In all cases, the CNIL recommends documenting all these measures within a data protection impact analysis (DPIA), which will ensure that technical choices are consistent with the requirements of the GDPR.
- Assessing whether the AI model itself falls within the scope of the GDPR
At first glance, an AI model is “merely” a statistical representation of the characteristics of the training data. The model itself does not therefore contain a record of training data or other personal data. However, the CNIL points out that numerous studies have shown that certain models can memorize, and then potentially regurgitate or leak, personal data resulting from training. In such cases, models cannot be considered anonymous and are therefore subject to the GDPR.
The CNIL offers a methodology to determine whether an AI model can be considered anonymous, notably through a body of evidence and the conduct of concrete tests. The analysis is based on the model’s capacity to memorize, and then potentially regurgitate or extract, personal data resulting from the learning process, where such extraction is possible by means reasonably likely to be implemented.
The guidance distinguishes between two situations: that of the AI model supplier, and that of the system deployer based on a non-anonymous model. In both cases, documentation must be drawn up, including a description of the technical and organizational measures implemented to limit the risks of re-identification, the results of re-identification attack tests, and any impact analyses (AIPD) carried out. The CNIL specifies that this documentation must be presented to data protection authorities, in the event of an audit, to demonstrate that the risk of re-identification is insignificant.
The CNIL relies in particular on the recent opinion of the EDPB (opinion 28/2024), which addressed this very issue and points out that the anonymity of a model must be assessed on a case-by-case basis. In particular, it is necessary to assess the model’s resistance to white-box attacks, the reasonable impossibility of extracting personal data through queries, and the nature of the training data.
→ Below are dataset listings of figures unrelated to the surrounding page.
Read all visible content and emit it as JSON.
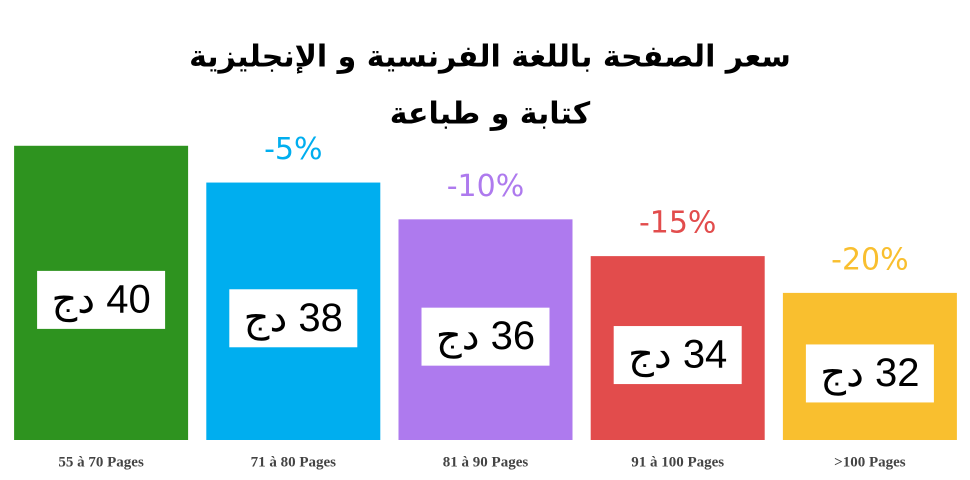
{
  "chart_data": {
    "type": "bar",
    "title": "سعر الصفحة باللغة الفرنسية و الإنجليزية",
    "subtitle": "كتابة و طباعة",
    "categories": [
      "55 à 70 Pages",
      "71 à 80 Pages",
      "81 à 90 Pages",
      "91 à 100 Pages",
      ">100 Pages"
    ],
    "values": [
      40,
      38,
      36,
      34,
      32
    ],
    "value_labels": [
      "40 دج",
      "38 دج",
      "36 دج",
      "34 دج",
      "32 دج"
    ],
    "annotations": [
      null,
      "-5%",
      "-10%",
      "-15%",
      "-20%"
    ],
    "colors": [
      "#2e931f",
      "#00aeef",
      "#ae7aee",
      "#e24c4c",
      "#f9bf2f"
    ],
    "ylim": [
      24,
      42
    ]
  }
}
The guidance sheet also mentions the good practices expected in terms of technical documentation, data governance, transparency and security.
CNIL’s future work on AI
The authority has announced that it will be extending its work along several lines, including in particular:
- The development of sector-specific recommendations, adapted to the specificities of AI usage areas (health, education, human resources, security, etc.).
- Recommendations on the responsibilities of stakeholders in the AI value chain.
- Technical tools for professionals, such as the “PANAME” project to develop a software library for assessing whether or not a model processes personal data.
The CNIL has also posted a self-assessment tool for professionals on its website, in the form of a “checklist”. This tool should prove useful in practice, as taking up all the elements to be integrated – scattered throughout the 13 detailed sheets published since April 2024 – could prove particularly complex.